Berlomba Simpan CO2 dalam Batu

TN, trustnews.id
Kamis, 23 Mei 2019 | 05:34 WIB


Berlomba Simpan CO2 dalam Batu
Sumber: google
Para peneliti di dua negara, Islandia dan Swiss melakukan serangkaian ujicoba menyuntikkan karbon dioksida (CO2) ke lapisan batu.

Di dalam perut Gunung Terri, di kedalaman 300 meter, sejumlah peneliti asal Swiss tengah sibuk menyuntikkan karbon dioksida (CO2) ke lapisan batu di dalam pegunungan untuk mengetahui apakah gas itu bocor keluar atau dapat di simpan di dalamnya untuk mencegah perubahan iklim. 
Di laboratorium di dalam pegunungan Jura itu, para peneliti memompa karbon dioksida yang dilarutkan dalam air garam kedalam batuan untuk melihat apakah CO2 berinteraksi dengan tanah liat dan apakah garis patahan memungkinkannya merembes keluar. 
Fase delapan bulan pertama percobaan itu melibatkan karbon dioksida dengan volume kecil, dengan 500 mg karbon dioksida dipompa ke dalam batu mela￾lui lubang bor.
“Jika batu ini memiliki celah, ada kemungkinan CO2 keluar melalui celah. Inilah apa yang ingin kami jawab,” papar Kepala Investigator Alba Zappone, peneliti di Universitas ETH, Zurich. 
Sementara itu, Manajer proyek Gunung Terri Christophe Nussbaum menjelaskan, penyimpanan CO2 secara geologis telah ada tapi lokasi itu biasanya berada di lokasi yang tak dihuni manusia, seperti gurun Aljazair atau bawah Laut Utara Norwegia. 

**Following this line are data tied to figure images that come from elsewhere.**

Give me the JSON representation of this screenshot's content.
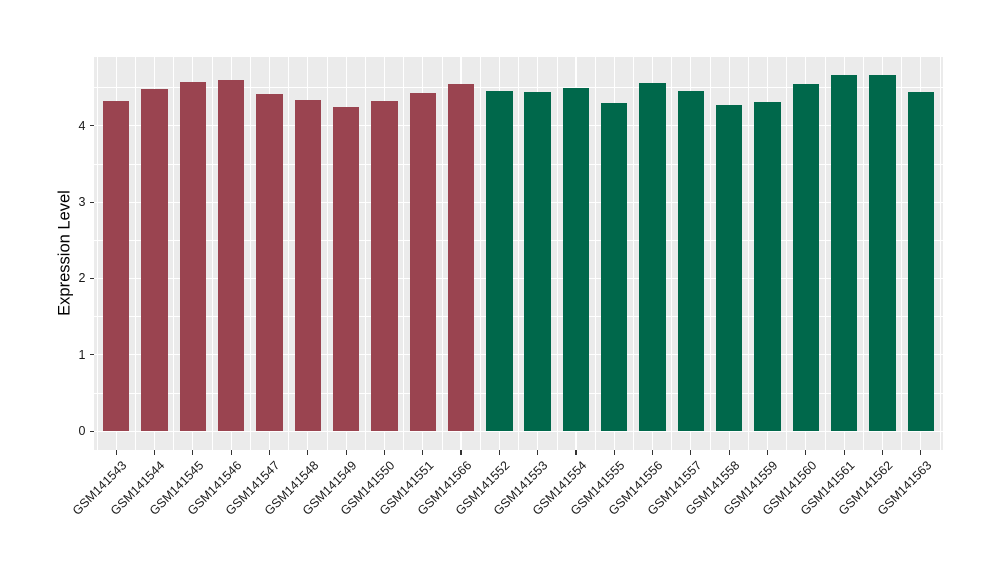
{
  "figure": {
    "background_color": "#FFFFFF",
    "panel_color": "#EBEBEB",
    "grid_color": "#FFFFFF",
    "axis_text_color": "#1A1A1A",
    "tick_mark_color": "#333333"
  },
  "chart_data": {
    "type": "bar",
    "title": "",
    "xlabel": "",
    "ylabel": "Expression Level",
    "categories": [
      "GSM141543",
      "GSM141544",
      "GSM141545",
      "GSM141546",
      "GSM141547",
      "GSM141548",
      "GSM141549",
      "GSM141550",
      "GSM141551",
      "GSM141566",
      "GSM141552",
      "GSM141553",
      "GSM141554",
      "GSM141555",
      "GSM141556",
      "GSM141557",
      "GSM141558",
      "GSM141559",
      "GSM141560",
      "GSM141561",
      "GSM141562",
      "GSM141563"
    ],
    "values": [
      4.33,
      4.48,
      4.57,
      4.6,
      4.42,
      4.34,
      4.25,
      4.32,
      4.43,
      4.54,
      4.45,
      4.44,
      4.5,
      4.3,
      4.56,
      4.46,
      4.27,
      4.31,
      4.55,
      4.66,
      4.66,
      4.44
    ],
    "groups": [
      0,
      0,
      0,
      0,
      0,
      0,
      0,
      0,
      0,
      0,
      1,
      1,
      1,
      1,
      1,
      1,
      1,
      1,
      1,
      1,
      1,
      1
    ],
    "group_colors": [
      "#9A4450",
      "#00684B"
    ],
    "yticks": [
      "0",
      "1",
      "2",
      "3",
      "4"
    ],
    "ytick_values": [
      0,
      1,
      2,
      3,
      4
    ],
    "minor_ytick_values": [
      0.5,
      1.5,
      2.5,
      3.5,
      4.5
    ],
    "ylim": [
      -0.245,
      4.9
    ],
    "grid": "major-and-minor",
    "legend": "none",
    "bar_width_fraction": 0.69
  }
}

“Apa yang baru di sini adalah, jika suatu hari kita ingin menyimpan CO2Swiss yang populasinya padat, kita perlu memastikan CO2 tidak akan pindah ke permukaan dan mengotori, misalnya sumber air minum. Ini benar-benar salah satu langkah besar di sini,” ujar dia.
Hanya saja berbagai organisasi lingkungan seperti Greenpeace khawatir temuan dalam proyek itu dapat dimanfaatkan sebagai dalih untukmenghasilkan polusi dan mengalihkan perhatian dari upaya mengurangi emisi. 

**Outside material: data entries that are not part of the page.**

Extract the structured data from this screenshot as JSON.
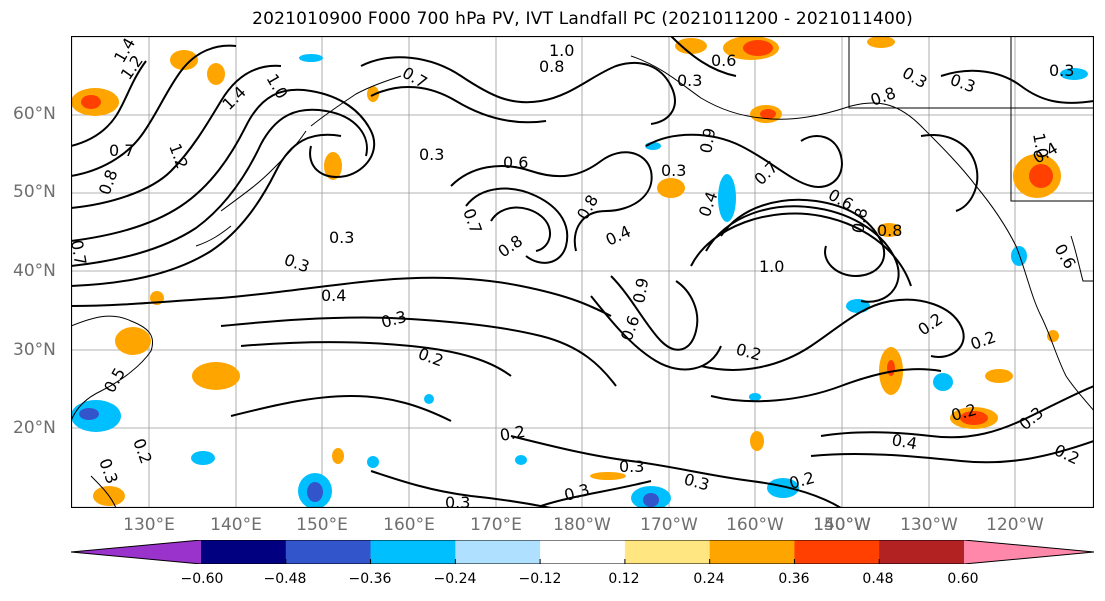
{
  "title": "2021010900 F000 700 hPa PV, IVT Landfall PC (2021011200 - 2021011400)",
  "lat_labels": [
    "60°N",
    "50°N",
    "40°N",
    "30°N",
    "20°N"
  ],
  "lon_labels": [
    "130°E",
    "140°E",
    "150°E",
    "160°E",
    "170°E",
    "180°W",
    "170°W",
    "160°W",
    "150°W",
    "140°W",
    "130°W",
    "120°W"
  ],
  "contour_labels": [
    "1.4",
    "1.2",
    "1.0",
    "0.8",
    "0.7",
    "0.6",
    "0.3",
    "0.4",
    "0.2",
    "0.5",
    "0.9"
  ],
  "colorbar": {
    "colors": [
      "#9933cc",
      "#000080",
      "#3355cc",
      "#00bfff",
      "#b0e0ff",
      "#ffffff",
      "#ffe680",
      "#ffa500",
      "#ff4000",
      "#b22222",
      "#ff88aa"
    ],
    "ticks": [
      "−0.60",
      "−0.48",
      "−0.36",
      "−0.24",
      "−0.12",
      "0.12",
      "0.24",
      "0.36",
      "0.48",
      "0.60"
    ],
    "levels": [
      -0.6,
      -0.48,
      -0.36,
      -0.24,
      -0.12,
      0.12,
      0.24,
      0.36,
      0.48,
      0.6
    ]
  },
  "shading": {
    "positive_color": "#ffa500",
    "strong_positive_color": "#ff4000",
    "negative_color": "#00bfff",
    "strong_negative_color": "#3355cc"
  }
}
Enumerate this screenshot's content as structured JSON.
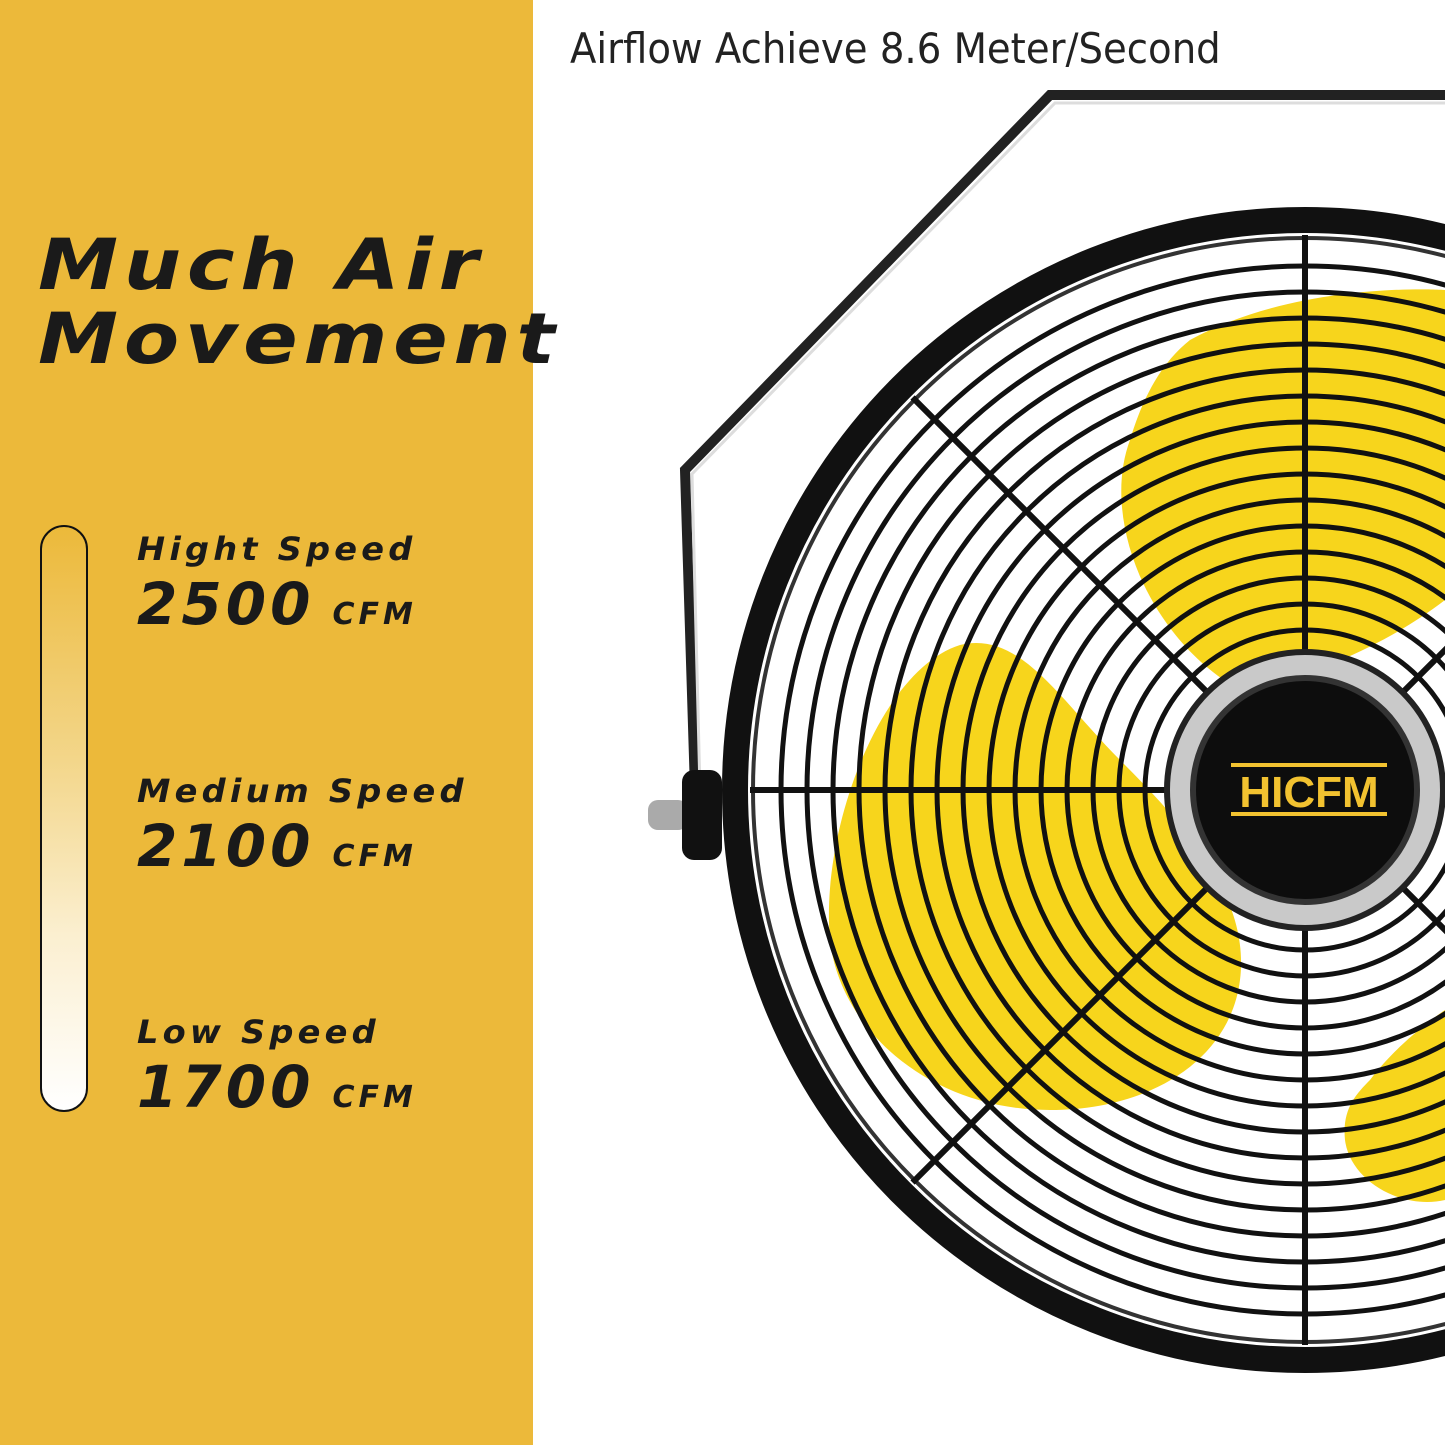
{
  "headline": {
    "line1": "Much Air",
    "line2": "Movement"
  },
  "caption": "Airflow Achieve 8.6 Meter/Second",
  "speeds": [
    {
      "label": "Hight Speed",
      "value": "2500",
      "unit": "CFM"
    },
    {
      "label": "Medium Speed",
      "value": "2100",
      "unit": "CFM"
    },
    {
      "label": "Low Speed",
      "value": "1700",
      "unit": "CFM"
    }
  ],
  "brand": "HICFM",
  "colors": {
    "panel": "#ECB93A",
    "blade": "#F7D51C",
    "grille": "#111111",
    "logo": "#F2C230"
  }
}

“Apa yang mengkhawatirkan kami tidak hanya teknologi itu sedang dikembangkan, tapi melihat bahwa upaya membatasi emisi gas rumah kaca tidak dilakukan,” ungkap Mathias Schlegel, juru bicara Green peace Swiss.
Namun hal itu dibantah Christophe Nussbaum menjelaskan, penyimpanan CO2  secara geologis telah ada tapi lokasi itu biasanya berada di lokasi yang tak dihuni manusia, seperti gurun Aljazair atau bawah Laut Utara Norwegia. 

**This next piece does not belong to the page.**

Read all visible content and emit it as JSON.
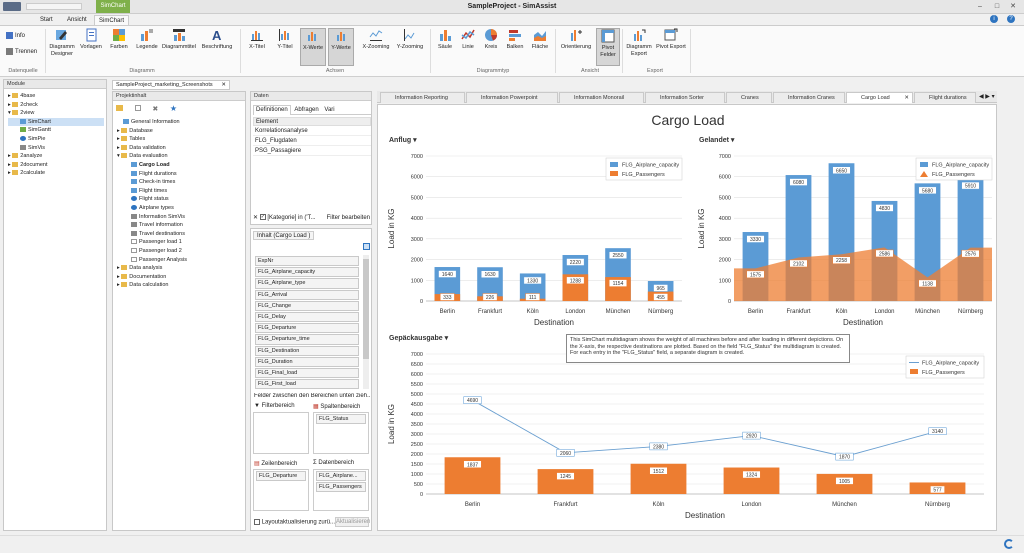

Apa yang dilakukan para peneliti Swiss dengan laboratoriumnya di Gunung Terri yang terletak di St-Ursanne di wilayah Clos du Doubs, Swiss, telah pula dilakukan para peneliti di Isladia di tahun 2016, telah berhasil mengubah gas karbon dioksida (CO2) menjadi batu. 
Proyek Carbfix di Hellisheidi Islandia—fasilitas energi panas bumi terbesar di dunia, penghasil energi bagi kota Reykjavik—yang berusaha memantapkan dan menyempurnakan usaha-usaha sebelumnya untuk memadatkan CO2.
Dikatakan bahwa awalnya karbon dioksida disuntikkan ke dalam tanah berpasir atau garam akuifer. Namun percobaan itu gagal. Media dikatakan masih mengandalkan batu untuk menahan gas dari bawah, yang memicu kekhawatiran akan timbulnya kebocoran.
Para ahli mengungkapkan hal tersebut menawarkan harapan baru untuk membantu memerangi pemanasan global.
"Campuran asam melarutkan kalsium magnesium bebatuan dan membentuk batu kapur yang memerangkap gas secara permanen," jelas penulis utama studi dari University of Southampton, Juerg Matter."(Karbon dioksida) tak lagi menjadi gas," ujar Matter sambil melanjutkan, “Pada dasarnya, karbon dioksida berubah menjadi batu”.
Temuan tersebut merupakan salah satu metode untuk memerangi perubahan iklim. Di samping untuk mengurangi emisi bahan bakar fosil, temuan tersebut dapat menangkap karbon dioksida dari pembangkit listrik tenaga udara atau listrik.
"Penangkap karbon bukan peluru perak, namun dapat memberikan kontribusi yang signifikan untuk mengurangi emisi karbon dioksida," ujar Matter.
Namun proses tersebut membutuhkan biaya mahal, terutama pada bagian menangkap karbon. Setelah karbon dioksida ditangkap dari udara, cara menyimpannya merupakan masalah lainyang harus segera ditemukan solusinya. (TN)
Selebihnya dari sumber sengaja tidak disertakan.